Malvertising is a common form of malware distribution, so this attack pattern is nothing new. Malvertising refers to “Malicious Advertising” and sees malicious adverts distributed through questionable third-party ad provider services. Websites use these ad networks to generate revenue. Traditional advertising platforms like Google Ads don’t do business with adult websites, so they rely on these other ad providers. What does stand out about this attack, however, is that malvertising typically targets low-traffic websites. It is rare to come across an attack of this scale.
Experts note malvertising activity spiked in recent months. The current Malsmoke campaign stands out above the others because the criminals targeted high traffic websites to reach the most potential victims. The more people the malware was put in front of, the more likely it was that someone would download it. This is also the logic behind spam emails. Attackers send hundreds of thousands of emails in the hopes even a dozen people will bite.
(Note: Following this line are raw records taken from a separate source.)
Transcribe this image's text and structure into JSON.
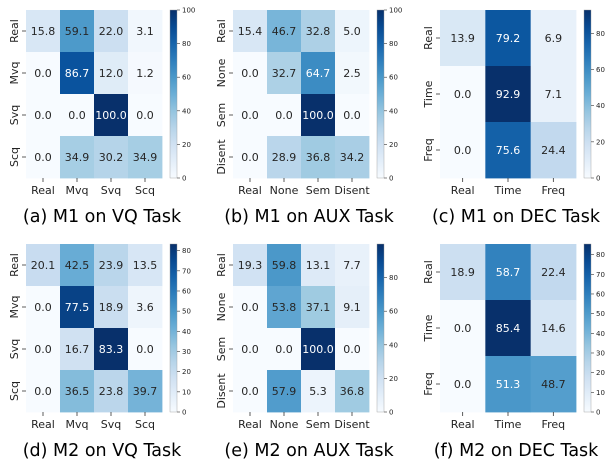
{
  "chart_data": [
    {
      "type": "heatmap",
      "caption": "(a) M1 on VQ Task",
      "rows": [
        "Real",
        "Mvq",
        "Svq",
        "Scq"
      ],
      "cols": [
        "Real",
        "Mvq",
        "Svq",
        "Scq"
      ],
      "values": [
        [
          15.8,
          59.1,
          22.0,
          3.1
        ],
        [
          0.0,
          86.7,
          12.0,
          1.2
        ],
        [
          0.0,
          0.0,
          100.0,
          0.0
        ],
        [
          0.0,
          34.9,
          30.2,
          34.9
        ]
      ],
      "colorbar": {
        "vmin": 0,
        "vmax": 100,
        "ticks": [
          0,
          20,
          40,
          60,
          80,
          100
        ]
      }
    },
    {
      "type": "heatmap",
      "caption": "(b) M1 on AUX Task",
      "rows": [
        "Real",
        "None",
        "Sem",
        "Disent"
      ],
      "cols": [
        "Real",
        "None",
        "Sem",
        "Disent"
      ],
      "values": [
        [
          15.4,
          46.7,
          32.8,
          5.0
        ],
        [
          0.0,
          32.7,
          64.7,
          2.5
        ],
        [
          0.0,
          0.0,
          100.0,
          0.0
        ],
        [
          0.0,
          28.9,
          36.8,
          34.2
        ]
      ],
      "colorbar": {
        "vmin": 0,
        "vmax": 100,
        "ticks": [
          0,
          20,
          40,
          60,
          80,
          100
        ]
      }
    },
    {
      "type": "heatmap",
      "caption": "(c) M1 on DEC Task",
      "rows": [
        "Real",
        "Time",
        "Freq"
      ],
      "cols": [
        "Real",
        "Time",
        "Freq"
      ],
      "values": [
        [
          13.9,
          79.2,
          6.9
        ],
        [
          0.0,
          92.9,
          7.1
        ],
        [
          0.0,
          75.6,
          24.4
        ]
      ],
      "colorbar": {
        "vmin": 0,
        "vmax": 92.9,
        "ticks": [
          0,
          20,
          40,
          60,
          80
        ]
      }
    },
    {
      "type": "heatmap",
      "caption": "(d) M2 on VQ Task",
      "rows": [
        "Real",
        "Mvq",
        "Svq",
        "Scq"
      ],
      "cols": [
        "Real",
        "Mvq",
        "Svq",
        "Scq"
      ],
      "values": [
        [
          20.1,
          42.5,
          23.9,
          13.5
        ],
        [
          0.0,
          77.5,
          18.9,
          3.6
        ],
        [
          0.0,
          16.7,
          83.3,
          0.0
        ],
        [
          0.0,
          36.5,
          23.8,
          39.7
        ]
      ],
      "colorbar": {
        "vmin": 0,
        "vmax": 83.3,
        "ticks": [
          0,
          10,
          20,
          30,
          40,
          50,
          60,
          70,
          80
        ]
      }
    },
    {
      "type": "heatmap",
      "caption": "(e) M2 on AUX Task",
      "rows": [
        "Real",
        "None",
        "Sem",
        "Disent"
      ],
      "cols": [
        "Real",
        "None",
        "Sem",
        "Disent"
      ],
      "values": [
        [
          19.3,
          59.8,
          13.1,
          7.7
        ],
        [
          0.0,
          53.8,
          37.1,
          9.1
        ],
        [
          0.0,
          0.0,
          100.0,
          0.0
        ],
        [
          0.0,
          57.9,
          5.3,
          36.8
        ]
      ],
      "colorbar": {
        "vmin": 0,
        "vmax": 100,
        "ticks": [
          0,
          20,
          40,
          60,
          80
        ]
      }
    },
    {
      "type": "heatmap",
      "caption": "(f) M2 on DEC Task",
      "rows": [
        "Real",
        "Time",
        "Freq"
      ],
      "cols": [
        "Real",
        "Time",
        "Freq"
      ],
      "values": [
        [
          18.9,
          58.7,
          22.4
        ],
        [
          0.0,
          85.4,
          14.6
        ],
        [
          0.0,
          51.3,
          48.7
        ]
      ],
      "colorbar": {
        "vmin": 0,
        "vmax": 85.4,
        "ticks": [
          0,
          10,
          20,
          30,
          40,
          50,
          60,
          70,
          80
        ]
      }
    }
  ]
}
Hackers rely on malvertising attacks because attacks that send people to exploit kits are effective. One problem with this approach is that there aren’t enough vulnerabilities for hackers to exploit. Such vulnerabilities are quickly discovered and addressed by software providers. Malvertising campaigns typically rely on old vulnerabilities for outdated web browsers like Internet Explorer.
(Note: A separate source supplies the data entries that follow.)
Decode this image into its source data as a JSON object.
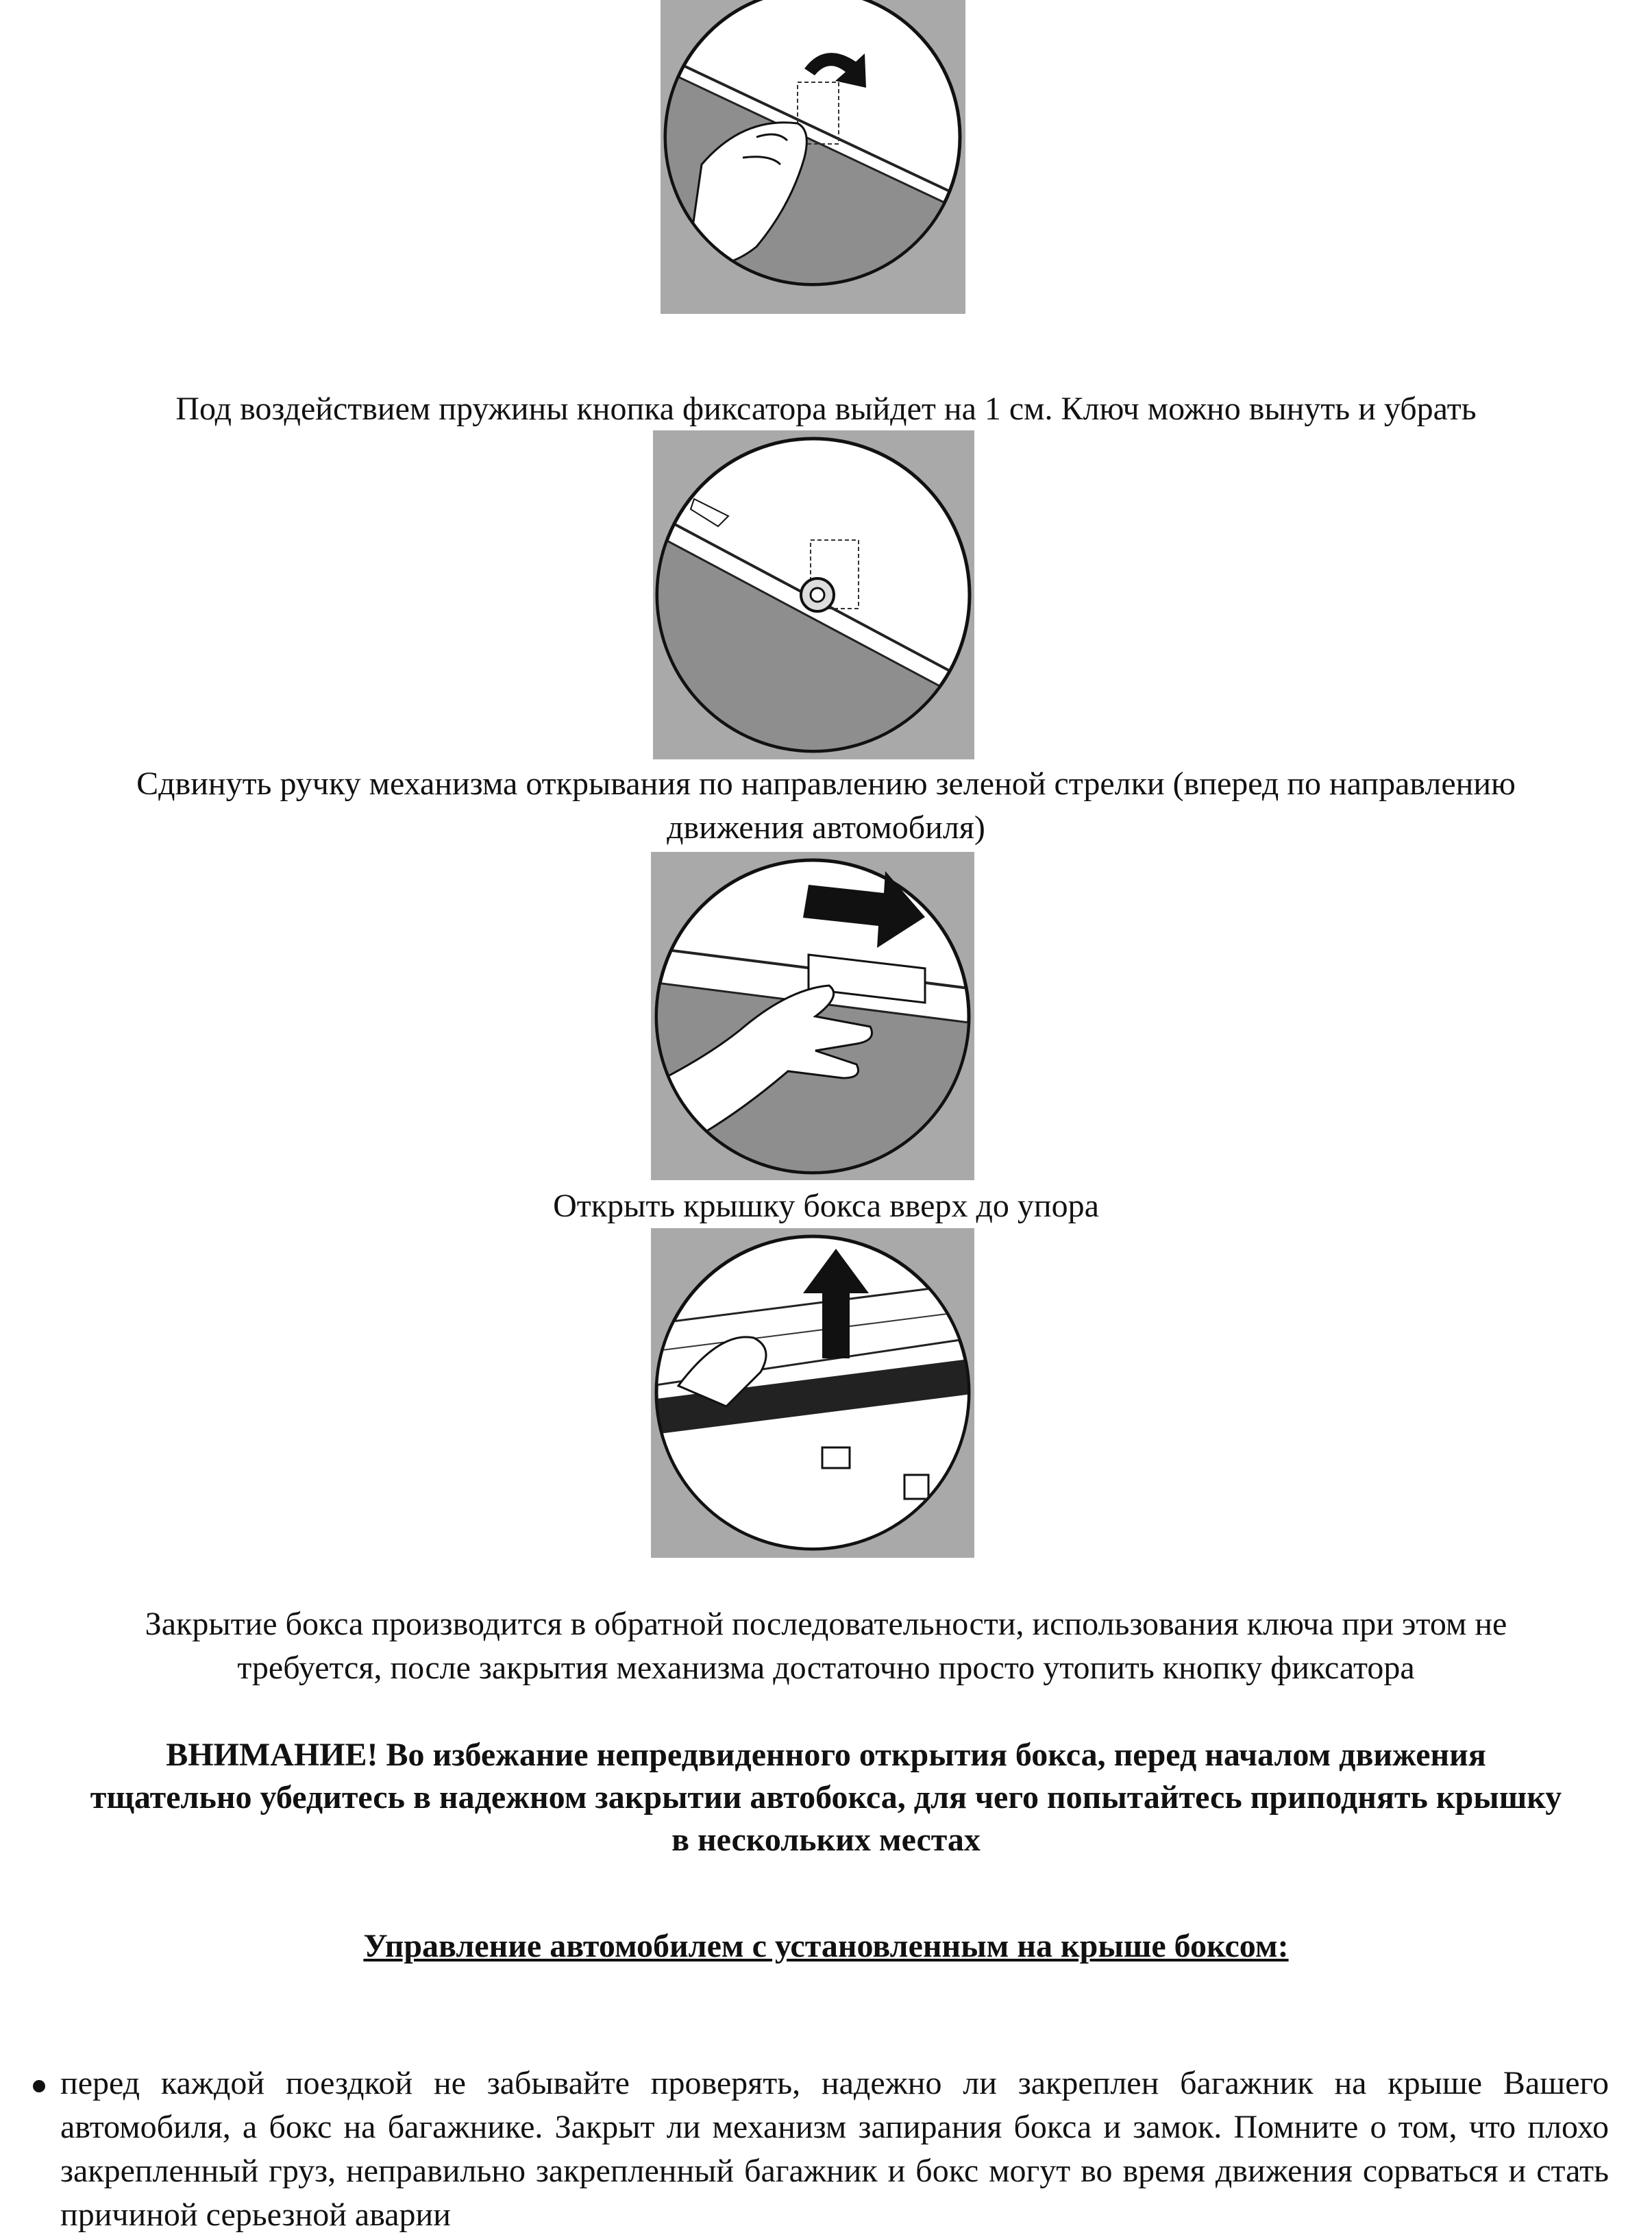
{
  "captions": {
    "caption1": "Под воздействием пружины кнопка фиксатора выйдет на 1 см. Ключ можно вынуть и убрать",
    "caption2": [
      "Сдвинуть ручку механизма открывания по направлению зеленой стрелки (вперед по направлению",
      "движения автомобиля)"
    ],
    "caption3": "Открыть крышку бокса вверх до упора",
    "caption4": [
      "Закрытие бокса производится в обратной последовательности, использования ключа при этом не",
      "требуется, после закрытия механизма достаточно просто утопить кнопку фиксатора"
    ]
  },
  "warning": [
    "ВНИМАНИЕ! Во избежание непредвиденного открытия бокса, перед началом движения",
    "тщательно убедитесь в надежном закрытии автобокса, для чего попытайтесь приподнять крышку",
    "в нескольких местах"
  ],
  "section_heading": "Управление автомобилем с установленным на крыше боксом:",
  "bullets": [
    "перед каждой поездкой не забывайте проверять, надежно ли закреплен багажник на крыше Вашего автомобиля, а бокс на багажнике. Закрыт ли механизм запирания бокса и замок. Помните о том, что плохо закрепленный груз, неправильно закрепленный багажник и бокс могут во время движения сорваться и стать причиной серьезной аварии"
  ],
  "figure_icons": [
    "key-turn-illustration",
    "lock-button-illustration",
    "handle-slide-illustration",
    "lid-open-illustration"
  ]
}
Another reason that the Malsmoke campaign stands out is that it doesn’t rely on users using outdated Internet Explorer. People using browsers such as Google Chrome and Mozilla Firefox are vulnerable to the attack. Given that the popups appear on high traffic adult websites, there is a greater chance of infecting more people.
The Malsmoke campaign itself uses a decoy page that displays a number of adult images that look like adult movies to appear. Visitors are enticed by the ads and click on them, hoping to see more. When users attempt to play one of the videos, it opens a new browser window that plays the first few seconds of a pixelated video. A message appears telling users that they don’t have Java Plug-in 8.0 installed. Users are told to download and install a fake Java update called JavaPlug-in.msi. The file installs the ZLoader malware rather than any Java plugin. Hackers add an extra layer of obfustication by digitally signing the file as a Microsoft Installer. Anyone who gets to this point of the process is unlikely to notice that anything is wrong.
Researchers say that it is odd for the attackers to choose Java. Java is not associated with or used by video streaming services. However, people who click on the fake update likely won’t be aware of this and won’t think anything is wrong. This is all that matters to attackers. The one common point between every computer virus is that they rely on human error. Attackers must first exploit you before they can exploit your computer.
*/*Stay safe when browsing and consider using an adblocker to keep malvertising at bay. The potential for malicious ads is one of the most cited reasons people use adblockers, outside of ads being annoying and getting in the way. Some websites may demand you disable your ad blocker, but these websites are unlikely to have malicious ads in the first place.